Solid State Drive vs Hard Disk Drive
Watch the video above. The SSD Drive is on the far right.
The Solid State Drive Advantage
There’s been a lot of hype in the tech community about the solid state drive advantage (SSDs) over mechanical hard drives (HDDs). Since SSDs don’t have moving parts, they’re able to access data almost instantly and they offer dramatically improved reliability and durability. Hard disk drives, however, have been around since the 1950s and remain mostly unchanged. In contrast, SSDs were released in the late 2000s and offer lightning-speed performance comparatively. Here are the advantages of SSDs.
The continuous motion generated by an older hard drive’s (HDD) moving parts creates heat, which is a leading factor in hard drive failure. Hard drives are one of the notebook components most likely to fail. Since SSDs don’t have moving parts, common problems like heat and noise are not an issue, resulting in night and day reliability compared to a mechanical hard drive. Also, the MTBF (mean time between failure) reliability rating for hard drives is around 600,000 hours, whereas for SSDs it’s usually more than 1,200,000 hours. SSDs also have extreme shock and vibration tolerance. The bottom line: your data – all of your photos, movies, files, and more – is much safer when saved to an SSD than when saved to a hard drive.
In geek terms, without the moving mechanical parts that cause latency issues, SSDs are not impeded by spin-up, seek time or rotational latency. This equates to faster boot times, nearly instant load times, and greater overall responsiveness, which means you get more work done in less time. Multiple that regained time X the number of employees X your bill rate and you make MORE PROFIT.

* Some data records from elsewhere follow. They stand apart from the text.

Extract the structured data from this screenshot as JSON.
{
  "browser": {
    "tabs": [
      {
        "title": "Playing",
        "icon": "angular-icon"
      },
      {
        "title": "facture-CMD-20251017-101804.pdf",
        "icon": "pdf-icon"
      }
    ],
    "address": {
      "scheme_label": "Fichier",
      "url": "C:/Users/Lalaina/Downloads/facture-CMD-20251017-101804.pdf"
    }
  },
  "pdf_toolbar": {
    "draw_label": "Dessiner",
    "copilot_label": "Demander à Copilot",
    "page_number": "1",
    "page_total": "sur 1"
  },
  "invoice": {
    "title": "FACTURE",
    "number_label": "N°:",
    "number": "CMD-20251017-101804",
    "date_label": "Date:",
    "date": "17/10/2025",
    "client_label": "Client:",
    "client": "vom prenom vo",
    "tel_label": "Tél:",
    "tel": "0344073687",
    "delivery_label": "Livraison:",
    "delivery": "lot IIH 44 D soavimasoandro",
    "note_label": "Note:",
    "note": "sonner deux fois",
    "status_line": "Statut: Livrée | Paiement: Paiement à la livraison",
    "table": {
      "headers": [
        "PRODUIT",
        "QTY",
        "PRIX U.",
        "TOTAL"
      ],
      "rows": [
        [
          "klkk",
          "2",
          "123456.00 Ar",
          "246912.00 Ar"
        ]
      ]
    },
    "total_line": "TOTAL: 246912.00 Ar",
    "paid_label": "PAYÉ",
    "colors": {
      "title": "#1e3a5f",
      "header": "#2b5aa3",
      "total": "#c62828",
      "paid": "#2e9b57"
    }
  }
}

Increased battery life in laptops
With no moving parts, SSDs require less power to operate, and they extend battery life in laptops, UPSs, and portable electronic devices.
SSDs weigh less than hard drives, so they make your system easier to haul around and can reduce shipping costs if that’s a factor.
With no spinning parts, SSDs are nearly silent when they operate, similar to that of a standard USB flash drive rather than the constant, noisy humming of a mechanical hard drive.